她放下步搖,起身走到窗邊,望著庭院中隨風飄零的槐葉,“你再去一趟,把我梳妝盒里那支銀質梅花簪取來,隨秀菊一同下葬吧。那是她剛入宮時,我賞她的。”
金桂應了聲,心中微訝——聽說那支銀簪雖不算貴重,卻是妍婕妤初入宮時僅有的幾件私物之一,平日從不輕易示人,如今竟肯隨葬,倒不像全然無情。
待金桂再次退去,殿內徹底靜了下來。
妍婕妤抬手撫上窗欞,指尖觸到冰涼的木質紋理,忽然想起秀菊拿到銀簪時的模樣,她一個勁地磕頭謝恩,說“主子待奴婢恩重如山,奴婢此生定當肝腦涂地”。
肝腦涂地……她終究是做到了,只是以這般慘烈的方式。
妍婕妤閉上眼,深吸一口氣,將心頭那點翻涌的情緒強行壓下。
禁足期滿那日,鳳儀宮派人送來賞賜,除了錦緞珠寶,還有一瓶安神香。錦姝的口諭:“安分守己,方能長久。”

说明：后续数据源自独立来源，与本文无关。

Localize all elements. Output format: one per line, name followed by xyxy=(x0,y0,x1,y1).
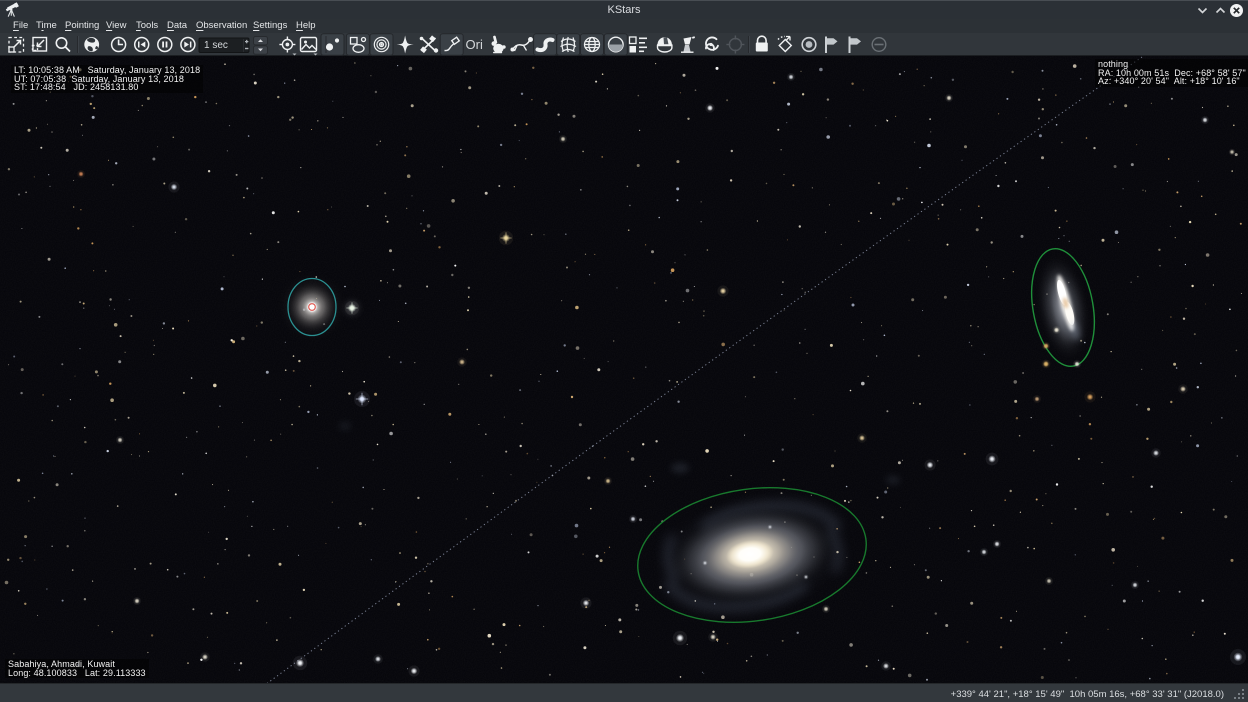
svg-text:1 sec: 1 sec xyxy=(204,40,228,51)
svg-text:Ori: Ori xyxy=(466,37,483,52)
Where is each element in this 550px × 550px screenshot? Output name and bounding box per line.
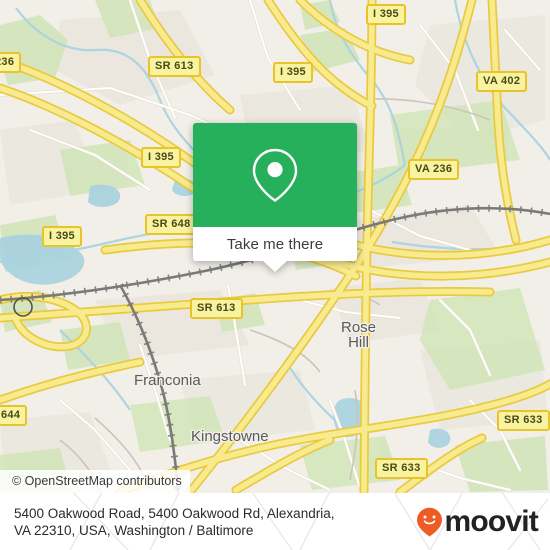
callout-header — [193, 123, 357, 227]
location-address: 5400 Oakwood Road, 5400 Oakwood Rd, Alex… — [14, 505, 334, 539]
road-shield[interactable]: VA 402 — [476, 71, 528, 92]
road-shield[interactable]: I 395 — [366, 4, 406, 25]
road-shield[interactable]: I 395 — [141, 147, 181, 168]
address-line-2: VA 22310, USA, Washington / Baltimore — [14, 522, 254, 538]
footer-bar: 5400 Oakwood Road, 5400 Oakwood Rd, Alex… — [0, 493, 550, 550]
screenshot-root: .w { fill:none; stroke:#aad3df; } .wa { … — [0, 0, 550, 550]
road-shield[interactable]: 236 — [0, 52, 22, 73]
road-shield[interactable]: VA 236 — [408, 159, 460, 180]
footer-content: 5400 Oakwood Road, 5400 Oakwood Rd, Alex… — [0, 493, 550, 550]
moovit-brand[interactable]: moovit — [416, 504, 539, 538]
road-shield[interactable]: SR 633 — [497, 410, 550, 431]
road-shield[interactable]: SR 613 — [148, 56, 201, 77]
road-shield[interactable]: I 395 — [42, 226, 82, 247]
road-shield[interactable]: I 395 — [273, 62, 313, 83]
map-attribution[interactable]: © OpenStreetMap contributors — [0, 470, 190, 493]
callout-action[interactable]: Take me there — [193, 227, 357, 261]
place-label-line: Rose — [341, 319, 377, 336]
place-label-kingstowne: Kingstowne — [191, 428, 269, 445]
callout-action-label: Take me there — [226, 235, 324, 253]
moovit-wordmark: moovit — [444, 504, 538, 538]
callout-pointer-tail — [263, 261, 287, 272]
road-shield[interactable]: SR 633 — [375, 458, 428, 479]
map-canvas[interactable]: .w { fill:none; stroke:#aad3df; } .wa { … — [0, 0, 550, 493]
location-callout-card[interactable]: Take me there — [193, 123, 357, 272]
place-label-line: Hill — [348, 334, 369, 351]
place-label-franconia: Franconia — [134, 372, 201, 389]
moovit-pin-smiley-icon — [417, 507, 443, 536]
road-shield[interactable]: 644 — [0, 405, 28, 426]
road-shield[interactable]: SR 613 — [190, 298, 243, 319]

妍婕妤握著信紙,良久才緩緩屈膝:“替我謝過皇后娘娘。”
她知道,這是皇后無聲的警告。
……
——
妍婕妤先前被禁足一月,正是云嬪的大好時機,皇帝去她那的次數也就多了。
果不其然,五月中底來了消息——云嬪有孕,晉為容華。
“你如今有孕,可不要忘了本宮。”瑾昭儀居高臨下望著她。
云嬪——如今該稱云容華了,聞連忙斂衽屈膝,眼底帶著恰到好處的惶恐與恭順:“嬪妾不敢忘,昭儀娘娘往日照拂之恩,嬪妾銘記于心,此生不敢或忘。”
她垂著頭,指尖悄悄攥緊了衣袖,腹間的暖意提醒著她,這是她在宮中唯一的倚仗。